Will only keep the doctor away for so long, unfortunately. As we age, it is inevitable to experience physical and emotional changes that can be challenging. While machine learning certainly helps to develop more effective treatments and therapies, it can only extend our healthy years, but no amount of calculation can keep us healthy forever. I particularly like the Stoic philosophy that offers a unique approach to aging which emphasizes acceptance, wisdom, and grace. With the Stoic approach, we can learn to embrace the aging process with dignity and find meaning in the later years of our lives.

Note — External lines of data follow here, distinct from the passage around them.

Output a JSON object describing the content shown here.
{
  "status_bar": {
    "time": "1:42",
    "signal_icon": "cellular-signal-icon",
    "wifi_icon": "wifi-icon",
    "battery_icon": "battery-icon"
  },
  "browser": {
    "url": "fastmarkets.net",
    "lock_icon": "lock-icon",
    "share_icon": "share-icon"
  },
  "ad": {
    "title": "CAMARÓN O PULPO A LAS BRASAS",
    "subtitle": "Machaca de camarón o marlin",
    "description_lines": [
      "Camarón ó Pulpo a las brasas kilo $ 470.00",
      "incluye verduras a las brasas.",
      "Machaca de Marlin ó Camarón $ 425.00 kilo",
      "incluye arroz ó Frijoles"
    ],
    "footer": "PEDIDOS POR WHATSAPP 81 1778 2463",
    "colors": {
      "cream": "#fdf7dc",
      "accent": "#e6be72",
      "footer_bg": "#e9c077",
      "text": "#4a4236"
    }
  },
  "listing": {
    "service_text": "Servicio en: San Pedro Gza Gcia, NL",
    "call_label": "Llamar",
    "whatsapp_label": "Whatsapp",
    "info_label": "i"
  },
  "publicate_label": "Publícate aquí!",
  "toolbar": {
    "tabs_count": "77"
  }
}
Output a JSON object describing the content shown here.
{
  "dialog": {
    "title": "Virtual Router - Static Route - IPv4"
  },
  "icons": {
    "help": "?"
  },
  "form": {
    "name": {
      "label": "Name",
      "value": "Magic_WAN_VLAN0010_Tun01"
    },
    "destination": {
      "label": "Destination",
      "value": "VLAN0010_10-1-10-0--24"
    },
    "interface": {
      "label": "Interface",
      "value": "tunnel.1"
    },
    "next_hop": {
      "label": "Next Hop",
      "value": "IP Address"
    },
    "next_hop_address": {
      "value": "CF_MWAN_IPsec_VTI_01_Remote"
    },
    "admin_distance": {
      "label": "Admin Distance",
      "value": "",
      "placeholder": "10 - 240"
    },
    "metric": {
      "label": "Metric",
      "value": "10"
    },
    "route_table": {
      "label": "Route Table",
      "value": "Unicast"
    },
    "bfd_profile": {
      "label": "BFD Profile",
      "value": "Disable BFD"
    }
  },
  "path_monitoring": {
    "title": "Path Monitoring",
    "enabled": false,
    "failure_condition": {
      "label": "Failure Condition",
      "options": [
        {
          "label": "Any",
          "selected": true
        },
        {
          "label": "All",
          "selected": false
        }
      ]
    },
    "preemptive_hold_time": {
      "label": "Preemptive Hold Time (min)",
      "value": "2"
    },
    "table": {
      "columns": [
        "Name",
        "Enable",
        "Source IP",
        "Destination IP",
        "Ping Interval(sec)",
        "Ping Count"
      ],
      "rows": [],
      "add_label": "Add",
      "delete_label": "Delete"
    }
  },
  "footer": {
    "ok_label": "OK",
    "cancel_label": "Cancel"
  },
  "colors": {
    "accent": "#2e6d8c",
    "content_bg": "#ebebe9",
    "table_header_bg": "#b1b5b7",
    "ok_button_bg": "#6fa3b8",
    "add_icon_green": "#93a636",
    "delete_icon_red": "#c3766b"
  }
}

Interestingly, there is no clear path to prevent the diseases present in this dataset. Certainly, maintaining mens sana in corpore sano will help, but there are other factor we cannot always control, like genetics or infections. Whether it’s through exercise, new experiences, or spending time with loved ones, staying active can help us maintain our physical health, mental wellbeing, and sense of purpose. By embracing the aging process with a positive and proactive mindset, we can learn to grow old gracefully and celebrate the unique blessings that come with each decade of life.